I am today 40 years older than what i was when this photo was taken of me holding my youngest sister Annie (who everyone calls Jackie). I was 15 then. A few months before this photo was taken my dad was killed by a drunk driver...
Its odd to look at yourself so young and reflect. I have to say that with all that has happened in these 40 years the good times, the fun and the laughter have meant that the balance more than tips on the side of happiness. In a few hours my eldest daughter Melissa and her husband Chris will arrive...its been such a long time since the girls visited the house. Its easier for me to go to them these days. And wouldn't you know it, I now have water lying over the road, and rain is supposed to bucket down for the next few days. A shame it didn't come a week earlier...how different things would have been in Victoria it it had...
No good doing the what if's?
My youngest gave me a beautiful ring with four hearts in its centre. We are going to have it engraved with the four initials of our little family. It wasn't cheap and my first reaction was "What on earth did you eat for the past weeks?"

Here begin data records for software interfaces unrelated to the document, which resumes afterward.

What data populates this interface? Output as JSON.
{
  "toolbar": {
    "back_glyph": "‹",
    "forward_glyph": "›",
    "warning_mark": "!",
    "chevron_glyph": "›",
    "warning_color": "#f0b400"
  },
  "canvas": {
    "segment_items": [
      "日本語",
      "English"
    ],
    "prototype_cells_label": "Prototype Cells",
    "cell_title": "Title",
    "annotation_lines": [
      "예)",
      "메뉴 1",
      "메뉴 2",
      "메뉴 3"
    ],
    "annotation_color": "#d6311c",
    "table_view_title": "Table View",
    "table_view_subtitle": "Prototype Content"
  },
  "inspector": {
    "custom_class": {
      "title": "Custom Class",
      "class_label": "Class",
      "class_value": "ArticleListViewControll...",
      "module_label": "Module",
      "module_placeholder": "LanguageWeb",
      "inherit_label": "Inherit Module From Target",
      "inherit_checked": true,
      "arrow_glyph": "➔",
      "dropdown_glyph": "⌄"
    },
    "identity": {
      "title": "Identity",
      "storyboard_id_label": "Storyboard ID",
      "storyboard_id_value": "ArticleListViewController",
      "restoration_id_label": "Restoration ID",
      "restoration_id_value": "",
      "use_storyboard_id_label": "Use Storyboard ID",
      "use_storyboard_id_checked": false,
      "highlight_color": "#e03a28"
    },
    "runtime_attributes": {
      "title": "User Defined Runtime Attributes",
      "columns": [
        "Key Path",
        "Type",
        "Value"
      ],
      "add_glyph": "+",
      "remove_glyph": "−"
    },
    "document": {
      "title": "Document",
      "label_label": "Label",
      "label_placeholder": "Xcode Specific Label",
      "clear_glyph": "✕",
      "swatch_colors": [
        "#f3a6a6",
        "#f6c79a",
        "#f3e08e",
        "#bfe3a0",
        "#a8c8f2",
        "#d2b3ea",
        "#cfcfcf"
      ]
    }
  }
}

I have wonderful kids. I have wonderful kids. I could say this again. I will. I have wonderful kids.
Got some great pressies, my eldest sister veronica gave me a shopping voucher. Another sister gave me a painting she did of my new cat...a book and a man's nightie...I am very practical that way...Its what i wanted. The sister I am holding gave me a photo of her three little blondies...Alison gave me the ring, some special lolliesmmmm, A really good coffee mug and a bamboo set of chimes. Alison as usual made a beautiful card for me, and wrote in her special way some lovely things...straight to the heart...a few tears.
They were worried about me because I would be by myself most of the day...but they need not have worried...its been a lovely rainy Sunday..time to reflect. I have so much and after trying to get a grasp on what happened in Victoria, I will never feel sorry for myself ever again. just to be alive and breathing means I am heaps better off than so many.